If the circles in the microwave background are the gravitational echoes of super massive black holes colliding in the epoch before the most recent Big Bang, then this means that there has been more than one Big Bang.
The other theory says that the circles could simply be noise, but the only thing that will settle this, is the next map of the universe, produced by the Planck satellite.
9. Three-Parent Embryos
British researchers took chromosomes from one zygote and put them into a zygote with no chromosomes but still containing mitochondria, and obtained an embryo with genetic contributions from three parents.
This is the first time that this technique is used in sophisticated human cells, and even though it has not yet been approved for human reproduction, it might be used to prevent hereditary, often-fatal mitochondrial disease.
10. Water on the Moon
Last year, NASA sent a Centaur rocket into a shadowed lunar crater and found the first signs that the moon is full of water.

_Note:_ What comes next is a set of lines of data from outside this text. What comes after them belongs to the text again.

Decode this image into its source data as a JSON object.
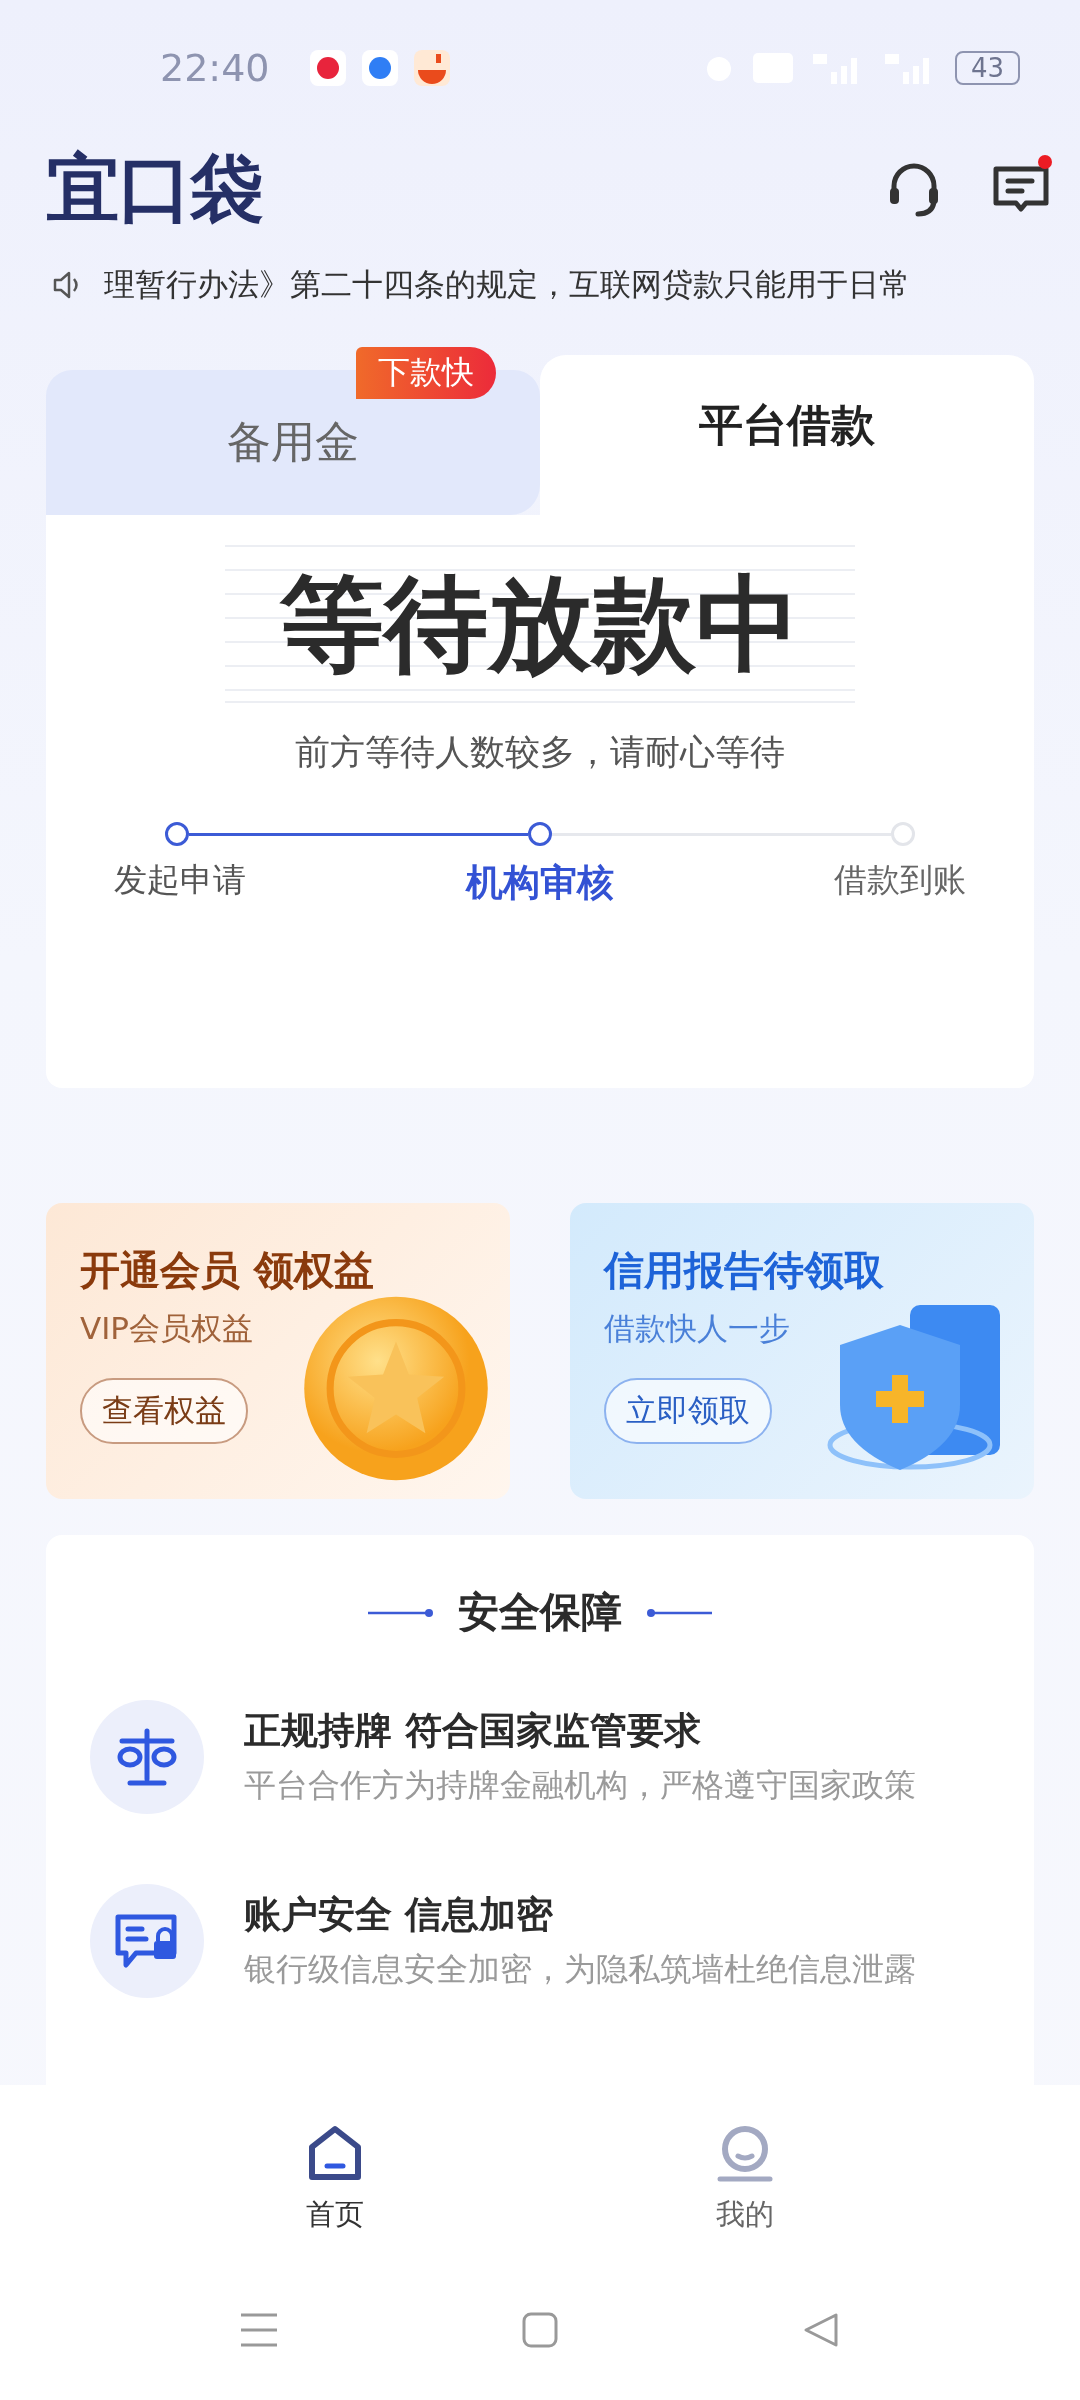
{
  "status_bar": {
    "time": "22:40",
    "battery": "43"
  },
  "header": {
    "logo": "宜口袋",
    "has_unread": true
  },
  "notice": {
    "text": "理暂行办法》第二十四条的规定，互联网贷款只能用于日常"
  },
  "tabs": [
    {
      "label": "备用金",
      "selected": false,
      "badge": "下款快"
    },
    {
      "label": "平台借款",
      "selected": true
    }
  ],
  "status": {
    "title": "等待放款中",
    "subtitle": "前方等待人数较多，请耐心等待"
  },
  "steps": [
    {
      "label": "发起申请",
      "kind": "done"
    },
    {
      "label": "机构审核",
      "kind": "current"
    },
    {
      "label": "借款到账",
      "kind": "pending"
    }
  ],
  "promos": [
    {
      "kind": "vip",
      "title": "开通会员 领权益",
      "subtitle": "VIP会员权益",
      "button": "查看权益"
    },
    {
      "kind": "credit",
      "title": "信用报告待领取",
      "subtitle": "借款快人一步",
      "button": "立即领取"
    }
  ],
  "safety": {
    "title": "安全保障",
    "items": [
      {
        "kind": "license",
        "title": "正规持牌 符合国家监管要求",
        "text": "平台合作方为持牌金融机构，严格遵守国家政策"
      },
      {
        "kind": "privacy",
        "title": "账户安全 信息加密",
        "text": "银行级信息安全加密，为隐私筑墙杜绝信息泄露"
      }
    ]
  },
  "bottom_nav": [
    {
      "label": "首页",
      "kind": "home",
      "selected": true
    },
    {
      "label": "我的",
      "kind": "profile",
      "selected": false
    }
  ]
}
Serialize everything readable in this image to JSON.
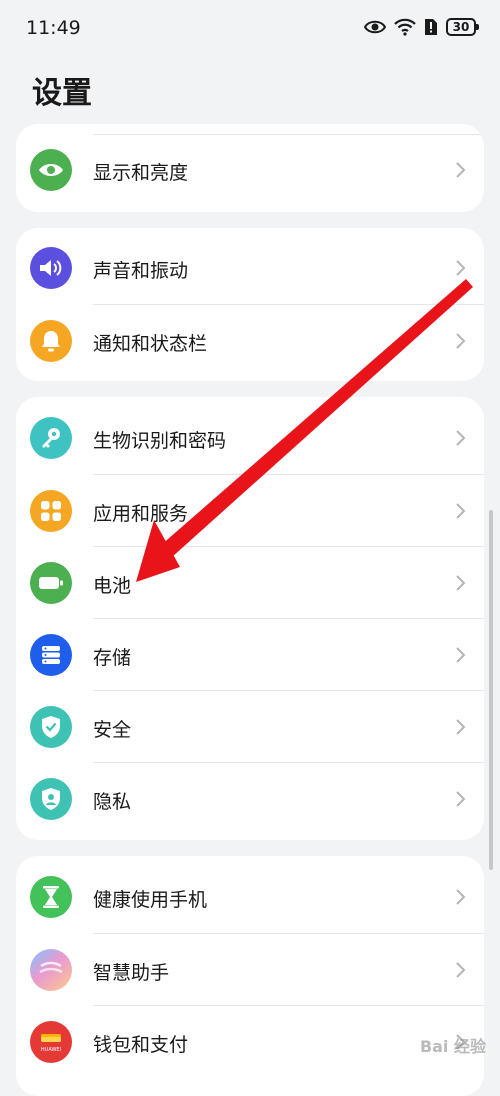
{
  "status": {
    "time": "11:49",
    "battery": "30"
  },
  "title": "设置",
  "cards": [
    {
      "items": [
        {
          "label": "显示和亮度",
          "icon": "eye-icon",
          "color": "#4caf50"
        }
      ]
    },
    {
      "items": [
        {
          "label": "声音和振动",
          "icon": "speaker-icon",
          "color": "#5b4fe0"
        },
        {
          "label": "通知和状态栏",
          "icon": "bell-icon",
          "color": "#f5a623"
        }
      ]
    },
    {
      "items": [
        {
          "label": "生物识别和密码",
          "icon": "key-icon",
          "color": "#3ec2c2"
        },
        {
          "label": "应用和服务",
          "icon": "apps-icon",
          "color": "#f5a623"
        },
        {
          "label": "电池",
          "icon": "battery-icon",
          "color": "#4caf50"
        },
        {
          "label": "存储",
          "icon": "storage-icon",
          "color": "#1e5eea"
        },
        {
          "label": "安全",
          "icon": "shield-check-icon",
          "color": "#3ec2b4"
        },
        {
          "label": "隐私",
          "icon": "privacy-shield-icon",
          "color": "#3ec2b4"
        }
      ]
    },
    {
      "items": [
        {
          "label": "健康使用手机",
          "icon": "hourglass-icon",
          "color": "#43c25a"
        },
        {
          "label": "智慧助手",
          "icon": "assistant-icon",
          "color": "#e89ad0"
        },
        {
          "label": "钱包和支付",
          "icon": "wallet-icon",
          "color": "#e53935"
        }
      ]
    }
  ],
  "wallet_icon_text": "HUAWEI",
  "watermark": "Bai 经验",
  "annotation_color": "#e8141a"
}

Technically, the LCROSS (Lunar Crater Observation and Sensing Satellite) mission sent back the first samples of water at the end of 2009, but the final numbers weren't in until October.
This crater, near the Moon's South Pole, contained 154 kg (341 pounds) of water, and almost 5.6% of the soils there could be moist.
Also, in March, a radar instrument on India's Chandrayaan-I orbiter found millions of tons of water at the North Pole, too.
After all this, we are eager to see what 2011 brings our way.
Happy New Year to all you scientists out there!